Diario berlinese 9: Grenzkinos

Matteo Galli

Forse ricorderete la scena di “Berlin Ecke-Schönhauser” (1957), uno dei classicissimi della DEFA, con la regia di Gerhard Klein e la sceneggiatura di Wolfgang Kohlhaase in cui uno dei ragazzi protagonisti, Kohle, viene inquadrato mentre va al cinema sul Kurfürstendamm, a vedere “Rächer der Unterwelt” (che poi sarebbe lo straordinario “I gangsters” di Robert Siodmak). Forse quel film Kohle poteva andarselo a vedere solo lì, forse a Klein/Kohlhaase premeva innanzitutto mostrare lo sfarzo illusorio, le false promesse di glamour e benessere del Ku’damm in pieno boom economico, ma forse, invece, Kohle avrebbe potuto anche fare meno strada perché vicino alla Schönhauserallee, in direzione di Wedding c’erano non meno di una decina di cinema, i cosiddetti “Grenzkinos” (“cinema di confine”), piccole sale di Berlino Ovest che offrivano ai cittadini di Berlino Est film di ogni genere, per lo più B-Movies, tedeschi e americani che nelle sale della parte orientale della città non arrivavano: spettacoli soprattutto pomeridiani, pensati appositamente per cittadini orientali, a prezzi stracciati, dove si poteva ovviamente pagare in marchi orientali. Lo scopo politico-culturale era evidente: mettere i berlinesi dell’Est a confronto e in conflitto con il modello propugnato dal cinema che veniva distribuito nelle sale orientali, un modello che – per lo meno fino all’avvento della coppia Klein/Kohlhaase già fortemente influenzata dal Neorealismo italiano – aveva fatta propria l’estetica del Realismo Socialista, celebrava non senza retorica i valori dell’antifascismo, della costruzione del socialismo, di cui, per i primi anni ’50, può valere ad esempio il duplice biopic dedicato a Ernst Thälmann (Ernst Thälmann Sohn seiner Klasse del 1954 e Ernst Thälmann Führer seiner Klasse del 1955, entrambi girati da Kurt Maetzig).

E invece nei “Grenzkinos” arrivavano gli “Heimatfilme” occidentali, il cinema americano con tutta la sua declinazione in generi, dal western al noir, fino ai primi film che esaltavano l’avvento del rock (i primi film con Elvis Presley, Rock around the Clock).
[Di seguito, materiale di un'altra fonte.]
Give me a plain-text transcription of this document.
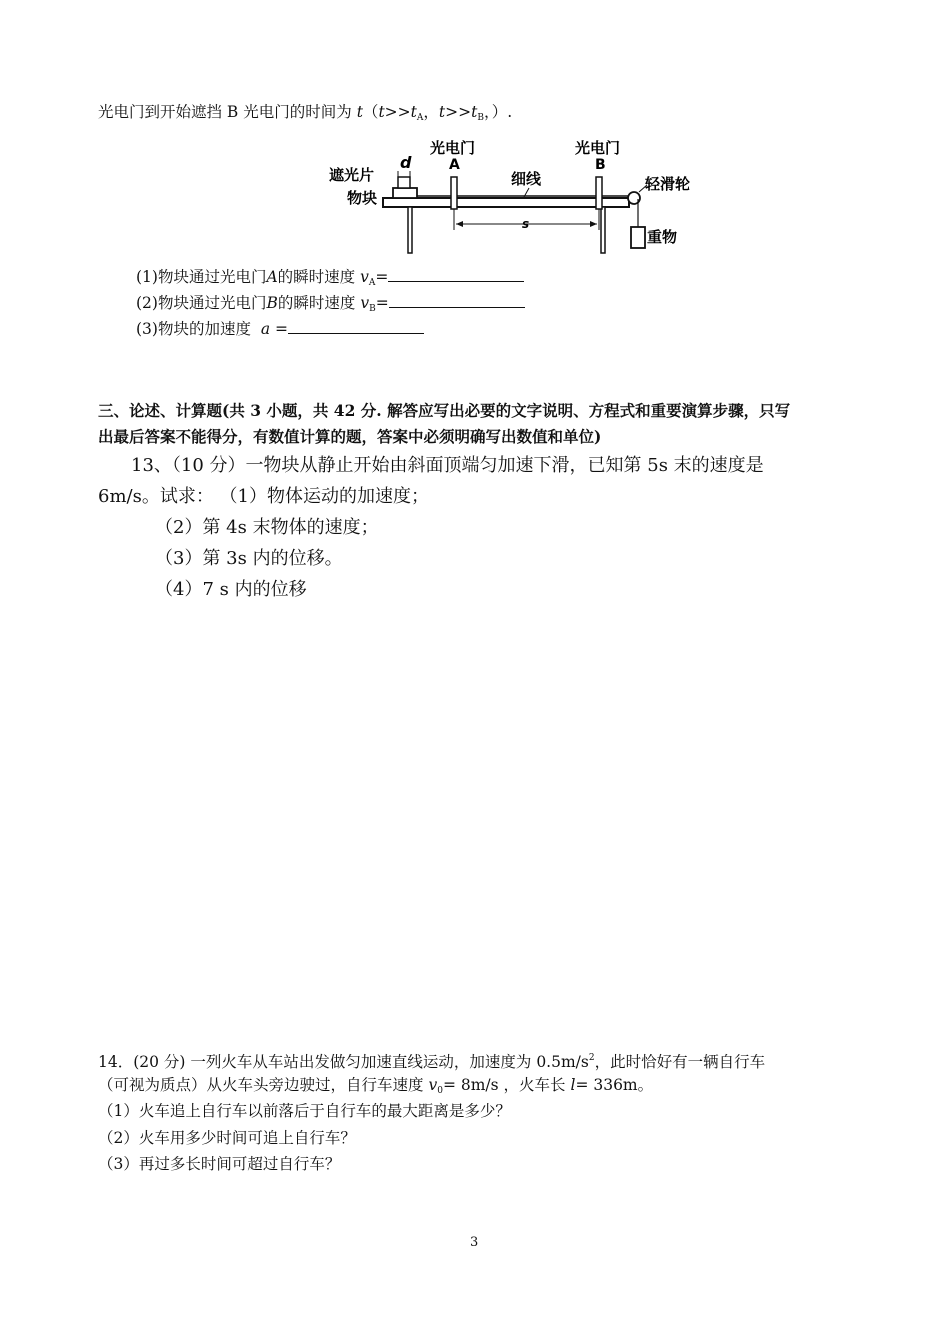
光电门到开始遮挡 B 光电门的时间为 $t(t>>t_A$，$t>>t_B$，）.
光电门
A
光电门
B
遮光片
d
物块
细线	轻滑轮
重物
s
(1)物块通过光电门A的瞬时速度 $v_A=$
(2)物块通过光电门B的瞬时速度 $v_B=$
(3)物块的加速度 a =
三、论述、计算题(共 3 小题，共 42 分. 解答应写出必要的文字说明、方程式和重要演算步骤，只写
出最后答案不能得分，有数值计算的题，答案中必须明确写出数值和单位)
13、（10 分）一物块从静止开始由斜面顶端匀加速下滑，已知第 5s 末的速度是
6m/s。试求： （1）物体运动的加速度；
（2）第 4s 末物体的速度；
（3）第 3s 内的位移。
（4）7 s 内的位移
14．(20 分) 一列火车从车站出发做匀加速直线运动，加速度为 $0.5m/s^2$，此时恰好有一辆自行车
（可视为质点）从火车头旁边驶过，自行车速度 $v_0= 8m/s$ ，火车长 l= 336m。
（1）火车追上自行车以前落后于自行车的最大距离是多少？
（2）火车用多少时间可追上自行车？
（3）再过多长时间可超过自行车？
3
Si trattava di un lavoro capillare sulla mentalità soprattutto dei giovani, i quali se ne tornavano a est magari con una minore disponibilità a lasciarsi indottrinare sul piano estetico ma anche sul piano politico o comunque avendo importato modelli potenzialmente pericolosi. Non è un caso che uno dei più severi (e ottusi) critici di regime, il famigerato Karl Eduard von Schnitzler, il responsabile di “Der schwarze Kanal”, la trasmissione della televisione orientale, in cui si additavano tutte le malefatte del sistema (e della TV) occidentale, proprio il giorno della costruzione del muro, allorché i “Grenzkinos” persero d’un colpo buona parte del loro pubblico, ebbe ad affermare: “Nun ist es vorbei mit der Vergiftung unserer Jugend in den Grenzkinos” (“Ora finalmente si è posto un termine all’avvelenamento dei nostri giovani nei cinema dei frontiera”). Giova ricordare che a Est si tentò seppur in modo sporadico un’operazione uguale e contraria, creando una piccola rete di “Grenzkinos” a uso degli occidentali per far conoscere i prodotti della DEFA.  Il successo di questa iniziativa fu modesto, “hielt sich in Grenzen”, potremmo dire.

Una mostra, un breve ciclo di film e un progetto – a onor del vero un po’ ingenuo, un po’ troppo “heimatkundlich”, ancora tutto in costruzione – ricordano questo importante fenomeno di microstoria culturale nella città divisa. La mostra si inaugura oggi, il ciclo si è inaugurato ieri sera, in uno dei più famosi “Grenzkinos”, il “Lido” nella Cuvrystraße a Kreuzberg, che adesso solo sporadicamente programma film, ora è prevalentemente una discoteca peraltro molto amata. Il ciclo è iniziato con il film che venne presentato l’ultima sera, il 12 agosto 1961, prima che il muro mettesse termine se non alla programmazione, quanto meno al fine ultimo di quest’attività di neanche troppo strisciante propaganda culturale. Il film si intitolava “Der Teufel spielte Balalaika”, (“Il diavolo suonava la balalaika”), un film del regista tedesco Leopold Lahola, con un giovanissimo Götz George, in veste di protagonista, ambientato in Siberia in un campo di prigionia. Nel “Vorspann” un lacrimevole appello alla condivisione pacifica, il film insopportabilmente noioso, difficile utilizzarlo come strumento di propaganda.